La France mal gérée faisait trois fois de suite banqueroute. L’Angleterre, admirablement administrée, créait la caisse d’amortissement, les banques et les caisses d’épargne. La France, comme un prodigue déjà ruiné, avait recours aux prêts usuraires. L’Angleterre, comme un bourgeois économe, était prévoyante même dans son luxe. Ainsi la monarchie mourait chez nous, et le gouvernement des chambres grandissait chez nos voisins. C’est bien assez pour expliquer la révolution.

Il est inutile d’appuyer sur l’antithèse des deux sociétés anglaise et française à cette époque, l’une toute d’ambition et de vie pratique, l’autre toute de volupté et de théorie. Quant à soutenir avec le docteur Schlosser de Heidelberg[1] que la France et l’Angleterre se confondirent au XVIIIe siècle pour les mœurs comme pour les idées, cela est impossible, et nous le reconnaîtrons bientôt. Jamais l’Angleterre ne fut française ; jamais, au plus fort de notre anglomanie, nous n’avons abdiqué notre caractère. La liaison des deux peuples, composée d’antipathie et d’entraînement, fut d’autant plus piquante, que l’étonnement se mêlait au désir, et que l’on cherchait à se comprendre sans y réussir toujours. Cette attraction et cette répulsion, ce mouvement double et irrésistible, comment s’opéra-t-il ? Que produisit-il ? D’où venaient les courans électriques ? Quels en ont été les moteurs et les résultats ? L’étude invite à l’analyse.

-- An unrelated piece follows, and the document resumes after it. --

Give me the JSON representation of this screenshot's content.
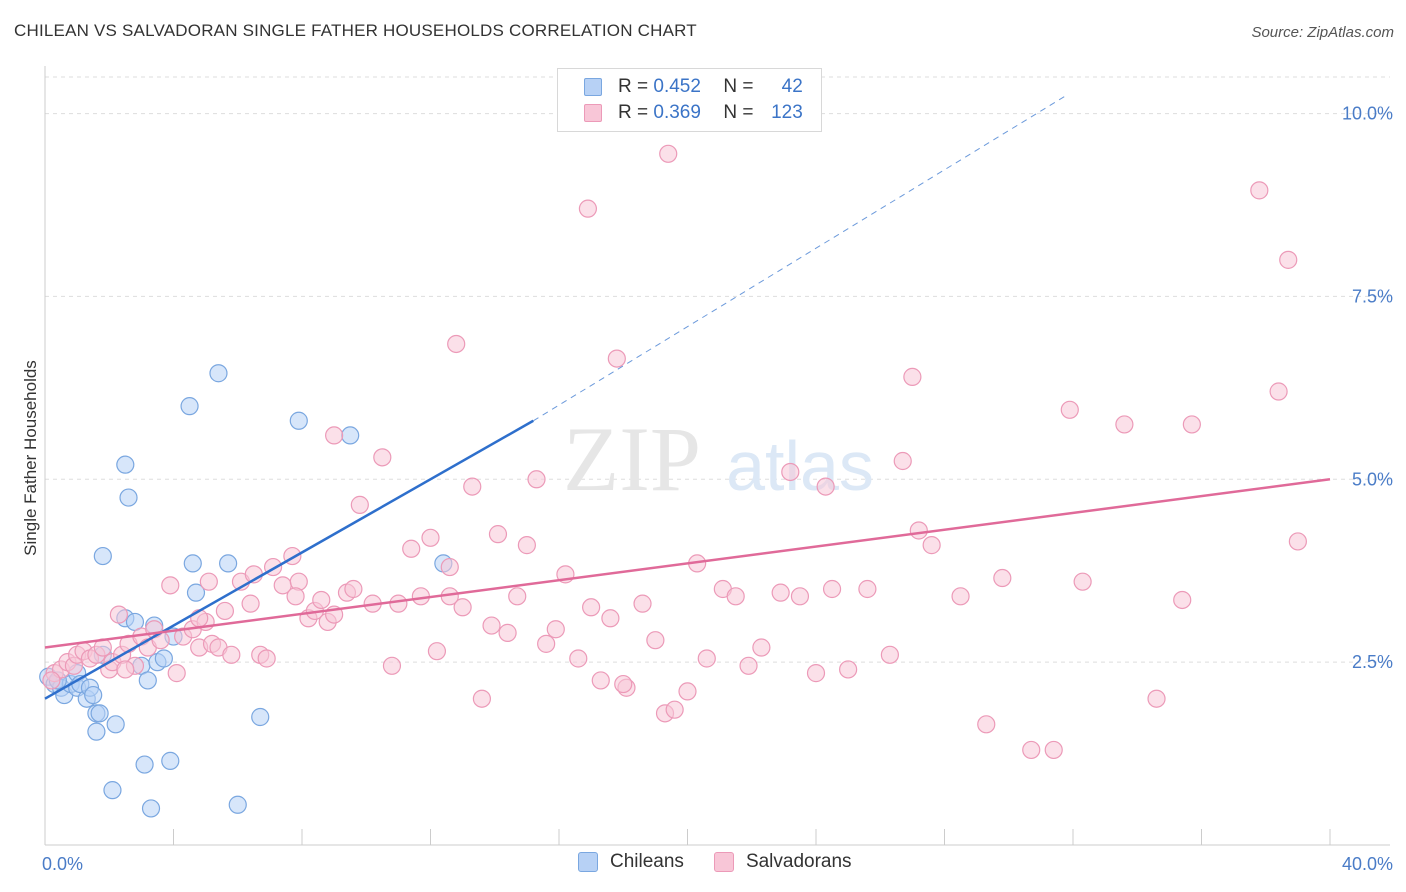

Ces deux sociétés se rencontrent, s’éclairent, s’étonnent, et cherchent à se pénétrer. Quelle impression mutuelle résulta de leur double apparition et de leur choc ? Il n’y avait pas, à vrai dire, de salons en Angleterre, mais des clubs, des bals, des théâtres, des châteaux, un sénat, et dans le fond la vie domestique. Nous avions, nous, le salon de Mme de Tencin, les coteries de Mme Geoffrin, de Mme Du Deffand, de Mme de Lespinasse et du baron d’Holbach ; mais nous n’avions pas de vie publique. Avant d’imiter les Anglais, il nous fallait comprendre

  1. Geschichte des XVIII th. Jardunderts, 2e theil., 3 abth. Leipzig, 1843.